# 5G Data Rates and Shannon Capacity

Recently I came across a post from T-Mobile in which they claim to have achieved a download speed of 5.6 Gbps over a 100 MHz channel resulting in a Spectral Efficiency of more than 50 bps/Hz. This was achieved in an MU-MIMO configuration with eight connected devices having an aggregate of 16 parallel streams i.e. two parallel streams per device. The channel used for this experiment was the mid-band frequency of 2.5 GHz.

Now let us revisit the Shannon Capacity theorem and see what data rate it predicts with the above parameters. Shannon Capacity theorem is given as:

C = N x BW x log2(1+SNR)

where

N=16 is the number of parallel streams enabled by multiple antennas at Tx and Rx

BW=100 MHz is the total bandwidth available to the carrier in the 2.5 GHz band

SNR=10 is the Signal to Noise Ratio (a moderately good SNR is assumed)

Plugging these numbers in, we get a capacity limit of 5.54 Gbps, approximately the same number obtained in the experiment. But it all depends upon the Signal to Noise Ratio, that has not been mentioned by T-Mobile in the reference post.

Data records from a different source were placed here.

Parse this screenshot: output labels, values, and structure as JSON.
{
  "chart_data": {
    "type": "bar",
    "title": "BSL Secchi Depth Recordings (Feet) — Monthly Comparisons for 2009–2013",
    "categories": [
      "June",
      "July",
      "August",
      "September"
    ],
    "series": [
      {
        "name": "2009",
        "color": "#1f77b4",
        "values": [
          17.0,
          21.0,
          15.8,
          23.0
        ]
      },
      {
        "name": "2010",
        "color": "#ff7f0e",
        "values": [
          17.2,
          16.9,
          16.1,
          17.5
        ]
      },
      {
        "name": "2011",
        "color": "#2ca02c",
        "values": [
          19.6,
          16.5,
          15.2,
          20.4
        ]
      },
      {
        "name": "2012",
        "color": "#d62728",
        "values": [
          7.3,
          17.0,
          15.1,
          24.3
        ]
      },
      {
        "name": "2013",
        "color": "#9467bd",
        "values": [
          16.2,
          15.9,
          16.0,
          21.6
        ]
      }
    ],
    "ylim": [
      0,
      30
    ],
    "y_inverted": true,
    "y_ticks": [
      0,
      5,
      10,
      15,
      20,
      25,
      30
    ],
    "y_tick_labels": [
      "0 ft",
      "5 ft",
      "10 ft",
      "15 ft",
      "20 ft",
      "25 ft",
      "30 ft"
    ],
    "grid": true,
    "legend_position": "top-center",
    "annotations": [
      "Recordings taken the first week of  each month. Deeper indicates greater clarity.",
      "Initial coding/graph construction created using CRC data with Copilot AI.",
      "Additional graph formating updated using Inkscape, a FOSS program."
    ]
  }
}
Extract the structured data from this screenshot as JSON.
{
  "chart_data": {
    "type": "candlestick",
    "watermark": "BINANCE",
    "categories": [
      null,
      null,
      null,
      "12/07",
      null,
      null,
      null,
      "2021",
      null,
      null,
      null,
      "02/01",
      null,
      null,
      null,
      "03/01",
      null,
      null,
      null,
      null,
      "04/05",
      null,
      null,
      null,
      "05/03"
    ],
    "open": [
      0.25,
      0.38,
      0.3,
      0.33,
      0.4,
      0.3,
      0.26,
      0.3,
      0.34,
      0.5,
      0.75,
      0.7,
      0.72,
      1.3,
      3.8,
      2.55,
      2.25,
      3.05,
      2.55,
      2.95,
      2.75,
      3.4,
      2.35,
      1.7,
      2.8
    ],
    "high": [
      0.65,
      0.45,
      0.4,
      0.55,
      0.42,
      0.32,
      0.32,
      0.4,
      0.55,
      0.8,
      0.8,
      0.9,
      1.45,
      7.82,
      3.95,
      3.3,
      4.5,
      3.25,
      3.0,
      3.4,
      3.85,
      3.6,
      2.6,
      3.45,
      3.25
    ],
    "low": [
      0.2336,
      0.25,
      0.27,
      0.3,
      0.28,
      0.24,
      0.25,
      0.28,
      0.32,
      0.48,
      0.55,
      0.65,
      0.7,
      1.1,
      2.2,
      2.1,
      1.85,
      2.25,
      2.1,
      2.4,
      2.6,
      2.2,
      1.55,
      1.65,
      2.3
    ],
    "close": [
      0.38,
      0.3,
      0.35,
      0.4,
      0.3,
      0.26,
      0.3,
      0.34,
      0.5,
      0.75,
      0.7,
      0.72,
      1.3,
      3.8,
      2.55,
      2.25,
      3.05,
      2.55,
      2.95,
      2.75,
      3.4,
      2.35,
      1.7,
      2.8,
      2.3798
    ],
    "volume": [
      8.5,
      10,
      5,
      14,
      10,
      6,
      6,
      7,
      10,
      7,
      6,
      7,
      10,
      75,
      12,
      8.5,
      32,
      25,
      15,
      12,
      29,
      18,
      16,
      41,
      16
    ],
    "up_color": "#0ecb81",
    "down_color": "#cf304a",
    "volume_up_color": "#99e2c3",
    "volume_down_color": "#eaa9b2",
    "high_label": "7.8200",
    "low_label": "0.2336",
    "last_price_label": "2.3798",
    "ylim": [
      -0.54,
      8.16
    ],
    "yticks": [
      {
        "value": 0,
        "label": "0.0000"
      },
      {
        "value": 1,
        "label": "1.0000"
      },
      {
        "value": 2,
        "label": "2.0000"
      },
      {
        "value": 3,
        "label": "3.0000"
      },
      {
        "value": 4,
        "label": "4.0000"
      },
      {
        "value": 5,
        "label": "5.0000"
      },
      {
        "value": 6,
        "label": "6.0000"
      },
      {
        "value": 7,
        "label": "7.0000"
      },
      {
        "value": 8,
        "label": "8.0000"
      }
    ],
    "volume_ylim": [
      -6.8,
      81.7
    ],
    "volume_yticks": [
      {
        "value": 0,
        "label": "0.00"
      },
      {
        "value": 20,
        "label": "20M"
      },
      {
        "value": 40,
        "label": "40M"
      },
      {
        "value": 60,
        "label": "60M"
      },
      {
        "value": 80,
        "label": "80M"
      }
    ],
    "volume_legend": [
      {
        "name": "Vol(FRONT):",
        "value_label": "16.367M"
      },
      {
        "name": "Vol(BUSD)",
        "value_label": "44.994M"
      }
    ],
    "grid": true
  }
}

With an SNR=20 dB, a very good channel condition, the capacity increases to about 10.65 Gbps but with an SNR=0 dB, a likely scenario at the cell edge, the capacity drops to 1.6 Gbps. The details for the capacity at different SNRs are given in the table and figure below.

1. Please note that the above capacity calculations are for eight users simultaneously connected over the 100 MHz channel. The data rate achieved by a single user, in the T-Mobile experiment, was 5600/8=700 Mbps.
2. Also note that much higher bandwidths are available in the millitmeter wave band and this may increase the data rates 10 fold or even higher.